Media raids will hurt exposure of misdeeds
SOURCES ARE KEY TO EXPOSING INAPPROPRIATE CONDUCT IN A GOVERNMENT ENTITY OR LARGE CORPORATIONS.
FREE speech in Australia is under attack.
We can either allow the slide to secrecy to continue, or we can rally and seek strengthened free speech laws.
Countless laws exist that restrict the media’s right to publish in Australia. The obvious ones are defamation, contempt of court, suppression orders, children’s court rules, and national security secrecy laws that allow raids on journalists.
The media accepts that laws in these areas are necessary. In all cases, such laws are a balancing act.
For example, defamation balances the right to free speech against protection of reputation. Contempt of court and suppression laws balance free speech and open justice against the right to a fair trial.
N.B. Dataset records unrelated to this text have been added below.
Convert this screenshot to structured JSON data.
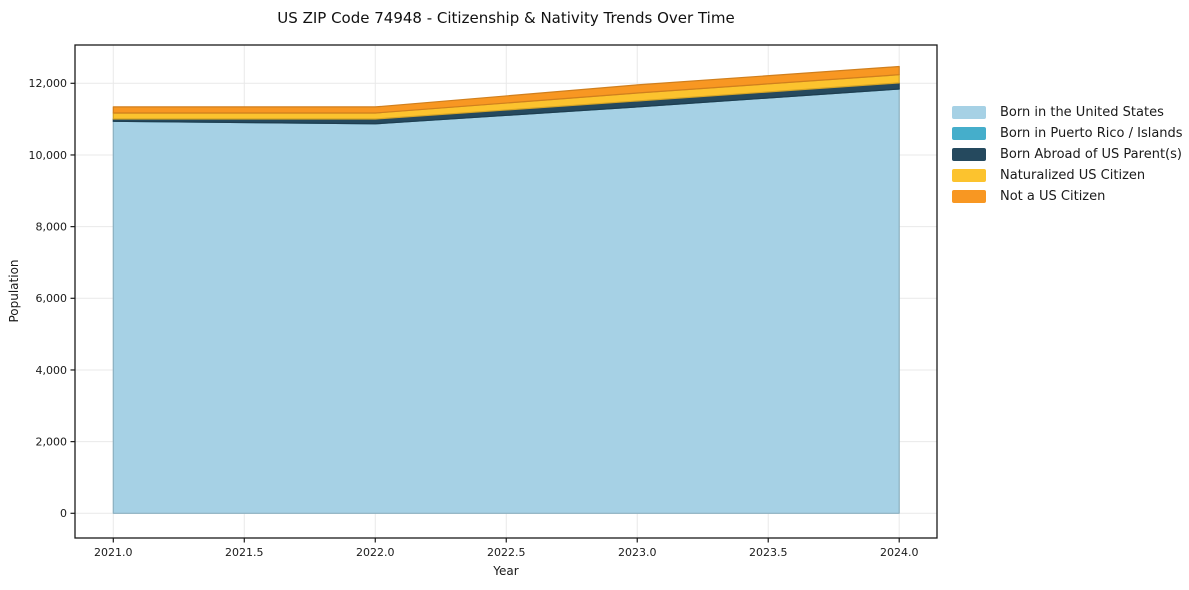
{
  "chart_data": {
    "type": "area",
    "stacked": true,
    "title": "US ZIP Code 74948 - Citizenship & Nativity Trends Over Time",
    "xlabel": "Year",
    "ylabel": "Population",
    "x": [
      2021,
      2022,
      2023,
      2024
    ],
    "series": [
      {
        "name": "Born in the United States",
        "color": "#a6d1e5",
        "values": [
          10940,
          10870,
          11340,
          11840
        ]
      },
      {
        "name": "Born in Puerto Rico / Islands",
        "color": "#45aecb",
        "values": [
          0,
          0,
          0,
          0
        ]
      },
      {
        "name": "Born Abroad of US Parent(s)",
        "color": "#25495e",
        "values": [
          65,
          135,
          165,
          170
        ]
      },
      {
        "name": "Naturalized US Citizen",
        "color": "#fcc32e",
        "values": [
          165,
          165,
          225,
          230
        ]
      },
      {
        "name": "Not a US Citizen",
        "color": "#f89722",
        "values": [
          170,
          170,
          225,
          230
        ]
      }
    ],
    "x_ticks": {
      "values": [
        2021.0,
        2021.5,
        2022.0,
        2022.5,
        2023.0,
        2023.5,
        2024.0
      ],
      "labels": [
        "2021.0",
        "2021.5",
        "2022.0",
        "2022.5",
        "2023.0",
        "2023.5",
        "2024.0"
      ]
    },
    "y_ticks": {
      "values": [
        0,
        2000,
        4000,
        6000,
        8000,
        10000,
        12000
      ],
      "labels": [
        "0",
        "2,000",
        "4,000",
        "6,000",
        "8,000",
        "10,000",
        "12,000"
      ]
    },
    "xlim": [
      2020.85,
      2024.15
    ],
    "ylim": [
      -690,
      13065
    ],
    "grid": true,
    "legend_position": "right-outside",
    "colors": {
      "grid": "#e9e9e9",
      "spine": "#1a1a1a",
      "text": "#1a1a1a",
      "background": "#ffffff"
    }
  }
}
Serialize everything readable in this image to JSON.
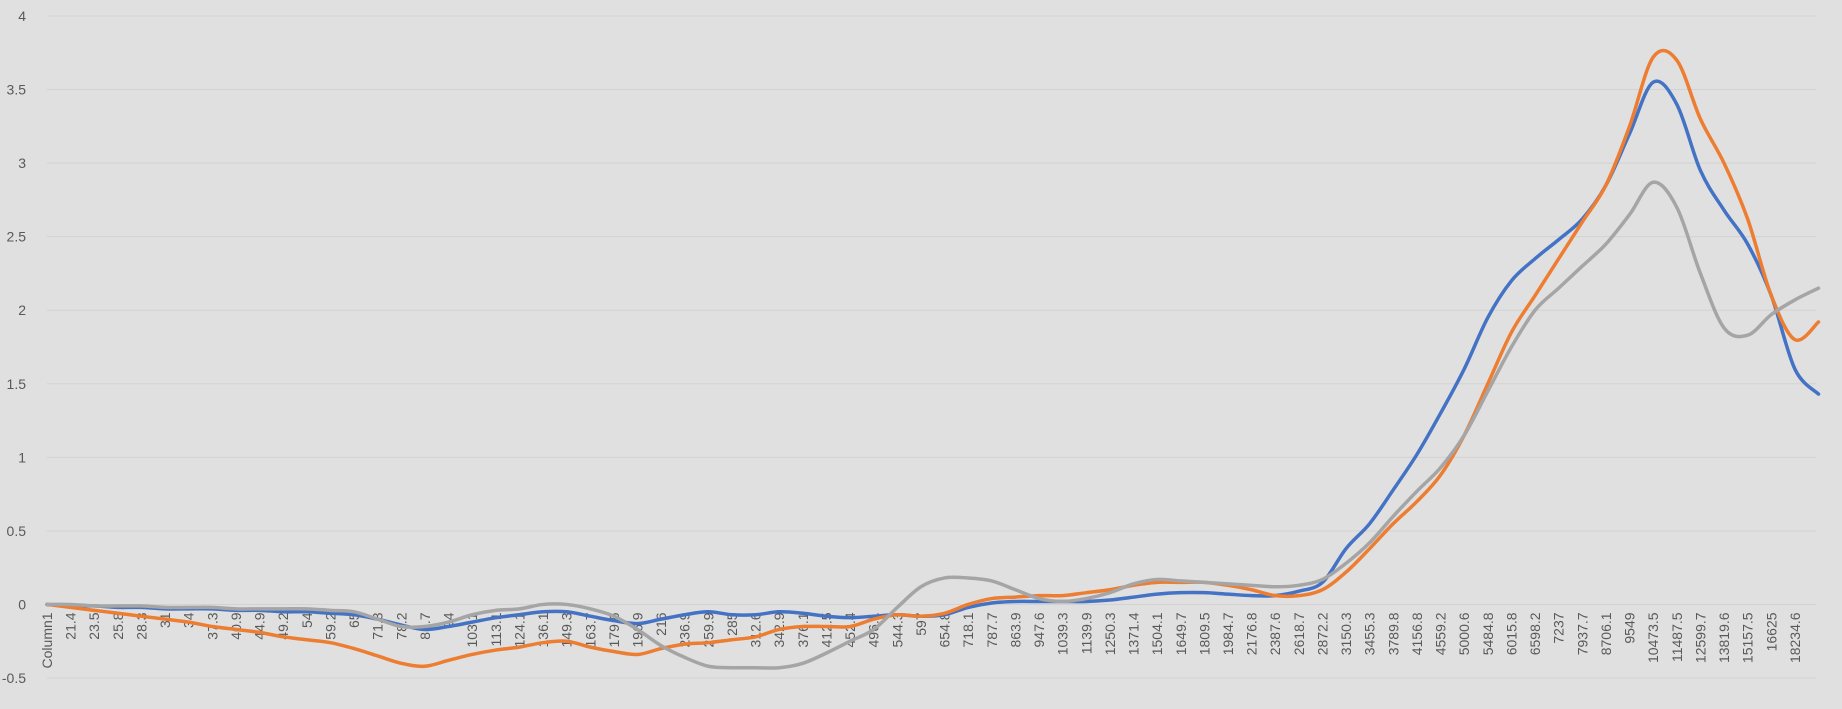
{
  "chart_data": {
    "type": "line",
    "categories": [
      "Column1",
      "21.4",
      "23.5",
      "25.8",
      "28.3",
      "31",
      "34",
      "37.3",
      "40.9",
      "44.9",
      "49.2",
      "54",
      "59.2",
      "65",
      "71.3",
      "78.2",
      "85.7",
      "94",
      "103.1",
      "113.1",
      "124.1",
      "136.1",
      "149.3",
      "163.7",
      "179.6",
      "196.9",
      "216",
      "236.9",
      "259.9",
      "285",
      "312.6",
      "342.9",
      "376.1",
      "412.5",
      "452.4",
      "496.1",
      "544.3",
      "597",
      "654.8",
      "718.1",
      "787.7",
      "863.9",
      "947.6",
      "1039.3",
      "1139.9",
      "1250.3",
      "1371.4",
      "1504.1",
      "1649.7",
      "1809.5",
      "1984.7",
      "2176.8",
      "2387.6",
      "2618.7",
      "2872.2",
      "3150.3",
      "3455.3",
      "3789.8",
      "4156.8",
      "4559.2",
      "5000.6",
      "5484.8",
      "6015.8",
      "6598.2",
      "7237",
      "7937.7",
      "8706.1",
      "9549",
      "10473.5",
      "11487.5",
      "12599.7",
      "13819.6",
      "15157.5",
      "16625",
      "18234.6",
      null
    ],
    "series": [
      {
        "color": "#4472c4",
        "values": [
          0,
          -0.01,
          -0.01,
          -0.02,
          -0.02,
          -0.03,
          -0.03,
          -0.03,
          -0.04,
          -0.04,
          -0.05,
          -0.05,
          -0.06,
          -0.07,
          -0.1,
          -0.14,
          -0.17,
          -0.15,
          -0.12,
          -0.09,
          -0.07,
          -0.05,
          -0.05,
          -0.08,
          -0.11,
          -0.13,
          -0.1,
          -0.07,
          -0.05,
          -0.07,
          -0.07,
          -0.05,
          -0.06,
          -0.08,
          -0.09,
          -0.08,
          -0.07,
          -0.08,
          -0.07,
          -0.02,
          0.01,
          0.02,
          0.02,
          0.02,
          0.02,
          0.03,
          0.05,
          0.07,
          0.08,
          0.08,
          0.07,
          0.06,
          0.06,
          0.09,
          0.15,
          0.38,
          0.55,
          0.78,
          1.02,
          1.3,
          1.6,
          1.95,
          2.2,
          2.35,
          2.48,
          2.62,
          2.85,
          3.2,
          3.55,
          3.4,
          2.95,
          2.68,
          2.45,
          2.1,
          1.6,
          1.43
        ]
      },
      {
        "color": "#ed7d31",
        "values": [
          0,
          -0.02,
          -0.04,
          -0.06,
          -0.08,
          -0.1,
          -0.12,
          -0.15,
          -0.17,
          -0.19,
          -0.22,
          -0.24,
          -0.26,
          -0.3,
          -0.35,
          -0.4,
          -0.42,
          -0.38,
          -0.34,
          -0.31,
          -0.29,
          -0.26,
          -0.25,
          -0.29,
          -0.32,
          -0.34,
          -0.3,
          -0.27,
          -0.26,
          -0.24,
          -0.22,
          -0.17,
          -0.15,
          -0.15,
          -0.15,
          -0.1,
          -0.07,
          -0.08,
          -0.06,
          0,
          0.04,
          0.05,
          0.06,
          0.06,
          0.08,
          0.1,
          0.13,
          0.15,
          0.15,
          0.15,
          0.13,
          0.1,
          0.06,
          0.06,
          0.1,
          0.22,
          0.38,
          0.55,
          0.7,
          0.88,
          1.15,
          1.5,
          1.85,
          2.1,
          2.35,
          2.6,
          2.85,
          3.25,
          3.72,
          3.7,
          3.3,
          3.0,
          2.62,
          2.1,
          1.8,
          1.92
        ]
      },
      {
        "color": "#a5a5a5",
        "values": [
          0,
          0,
          -0.01,
          -0.01,
          -0.01,
          -0.02,
          -0.02,
          -0.02,
          -0.03,
          -0.03,
          -0.03,
          -0.03,
          -0.04,
          -0.05,
          -0.1,
          -0.15,
          -0.15,
          -0.12,
          -0.07,
          -0.04,
          -0.03,
          0,
          0,
          -0.03,
          -0.08,
          -0.17,
          -0.28,
          -0.36,
          -0.42,
          -0.43,
          -0.43,
          -0.43,
          -0.4,
          -0.33,
          -0.25,
          -0.17,
          -0.02,
          0.12,
          0.18,
          0.18,
          0.16,
          0.1,
          0.04,
          0.02,
          0.04,
          0.08,
          0.14,
          0.17,
          0.16,
          0.15,
          0.14,
          0.13,
          0.12,
          0.13,
          0.17,
          0.28,
          0.42,
          0.6,
          0.77,
          0.93,
          1.15,
          1.45,
          1.75,
          2.0,
          2.15,
          2.3,
          2.45,
          2.65,
          2.87,
          2.7,
          2.25,
          1.88,
          1.83,
          1.97,
          2.07,
          2.15
        ]
      }
    ],
    "ylim": [
      -0.5,
      4
    ],
    "yticks": [
      -0.5,
      0,
      0.5,
      1,
      1.5,
      2,
      2.5,
      3,
      3.5,
      4
    ],
    "grid": true
  }
}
Getting the balance right is the key, and at the moment the balance is off. .
Free speech includes the media’s right and ability to inform the public about important issues.
Pretty much every day for 20 years I’ve been involved as a media lawyer in the application of those laws. Be it a case in court, advice I provide about a proposed article or responding to a police subpoena, I’ve seen just about every secrecy law in operation.
And make no mistake, the media is definitely more inhibited and restricted in what it can publish today than it was 20 years ago.
So while freedoms and rights in other areas of society are becoming more liberal, free speech in Australia is becoming more restricted.
The slide to secrecy must stop.
So how is the media being restricted?
Sources are key to exposing inappropriate conduct in a government entity or large corporations.
Sources come forward because they’re courageous and because they know journalists won’t reveal them.
But that comes at a cost.
I’ve acted for journalists who have been subjected to terrible harassment and received convictions and punishments for doing nothing but their job of exposing inappropriate conduct.
Only this year Federal Police raided the ABC and the home of News Corp’s gun journalist Annika Smethurst. Annika’s undies drawer was searched – all because she dared to publish a story that was clearly in the public interest. That search warrant was granted without any ability for Annika to contest it.
So while we have limited shield laws for journalists’ sources, they need to be seriously strengthened.